Olay şu: Aydın bu Hârika’yla tanışıyor annesinin vasıtasıyla. Şaziye Hanım tam bir leş anne; otoriter ve kızına nefes aldırmayan cinsten. Aydın da kızı buldu ya, bütün sıkıntılara rağmen evlenmek için elinden geleni yapıyor. Bu sırada işi dolayısıyla tanıdığı bir gümrükçünün vasıtasıyla Bostancı’da işlenen bir cinayet davasını inceliyor. Bir tamirci varmış, evlenmiş ve kızın anasının tacizine maruz kalmış. Tam bir sapkın ilişkiler yumağı. O cinayetteki olayların çok benzeri Aydın’ın da başına geliyor. Okuyucu düşünüyor, lan bu Aydın aslında şizofren olmasın, iki farklı olay ileride birleşiyor olmasın diye. Lakin öyle bir şey yok, son derece düz bir şekilde bitiyor roman. Evleniyorlar, Hârika meğerse bir başkasını seviyormuş, o başkası da Şaziye Hanım’ın sevgilisiymiş de, Hârika o adamdan hamile kalmış da. Eef.
Pek başarılı bulmadım ben, Erhan Bener’in sadık okuyucuları dışında pek ilgi çekeceğini de sanmıyorum. Birkaç cümle ayırmıştım da tipik boğuntular, yazma gereği duymadım.
Ilk defa okudugum yazar’a hayran oldum. Surukleyici, heyecanli, detayli bir kitap
Baştan sona artan temposuyla, ve hiç beklenmedik ama herşeyi açıklayan sonuyla gerçekten de çok güzel bir kitap. Tavsiye Edilir…
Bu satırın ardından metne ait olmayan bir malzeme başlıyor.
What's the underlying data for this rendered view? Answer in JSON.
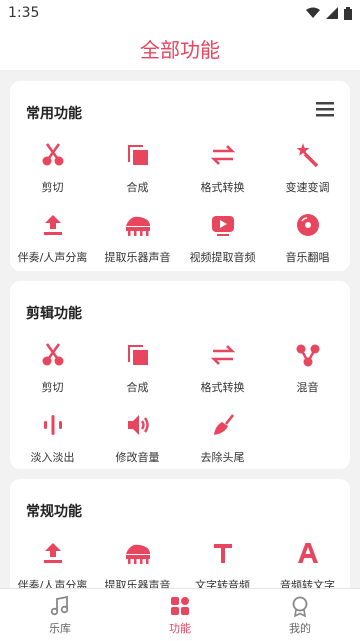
{
  "status": {
    "time": "1:35"
  },
  "header": {
    "title": "全部功能"
  },
  "colors": {
    "accent": "#e8455f",
    "background": "#f2f2f2"
  },
  "sections": [
    {
      "title": "常用功能",
      "has_menu": true,
      "items": [
        {
          "label": "剪切",
          "icon": "scissors-icon"
        },
        {
          "label": "合成",
          "icon": "merge-icon"
        },
        {
          "label": "格式转换",
          "icon": "convert-icon"
        },
        {
          "label": "变速变调",
          "icon": "magic-wand-icon"
        },
        {
          "label": "伴奏/人声分离",
          "icon": "upload-arrow-icon"
        },
        {
          "label": "提取乐器声音",
          "icon": "piano-icon"
        },
        {
          "label": "视频提取音频",
          "icon": "video-play-icon"
        },
        {
          "label": "音乐翻唱",
          "icon": "record-icon"
        }
      ]
    },
    {
      "title": "剪辑功能",
      "items": [
        {
          "label": "剪切",
          "icon": "scissors-icon"
        },
        {
          "label": "合成",
          "icon": "merge-icon"
        },
        {
          "label": "格式转换",
          "icon": "convert-icon"
        },
        {
          "label": "混音",
          "icon": "mix-icon"
        },
        {
          "label": "淡入淡出",
          "icon": "waveform-icon"
        },
        {
          "label": "修改音量",
          "icon": "volume-icon"
        },
        {
          "label": "去除头尾",
          "icon": "broom-icon"
        }
      ]
    },
    {
      "title": "常规功能",
      "items": [
        {
          "label": "伴奏/人声分离",
          "icon": "upload-arrow-icon"
        },
        {
          "label": "提取乐器声音",
          "icon": "piano-icon"
        },
        {
          "label": "文字转音频",
          "icon": "text-t-icon"
        },
        {
          "label": "音频转文字",
          "icon": "text-a-icon"
        }
      ]
    }
  ],
  "bottom_nav": [
    {
      "label": "乐库",
      "icon": "music-note-icon",
      "active": false
    },
    {
      "label": "功能",
      "icon": "grid-icon",
      "active": true
    },
    {
      "label": "我的",
      "icon": "profile-icon",
      "active": false
    }
  ]
}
Gazetedeki haberle kendi hayatı arasında benzerlik bulunan genç bir avukatın merkez olduğu romanda çıkar uğruna dejenere olanlarla bir yandan temiz, dürüst insanlar ve toplumun kurtuluşu için kendini hiçe sayan ve bu uğurda hapislerde çürümeyi göze alan insanların oluşturduğu toplumdaki derin çatlağı görebilirsiniz.Okumuş aydın insanların bocalaması ve onları bir köşeye sinmek zorunda bıraktıran kaos ortamını da.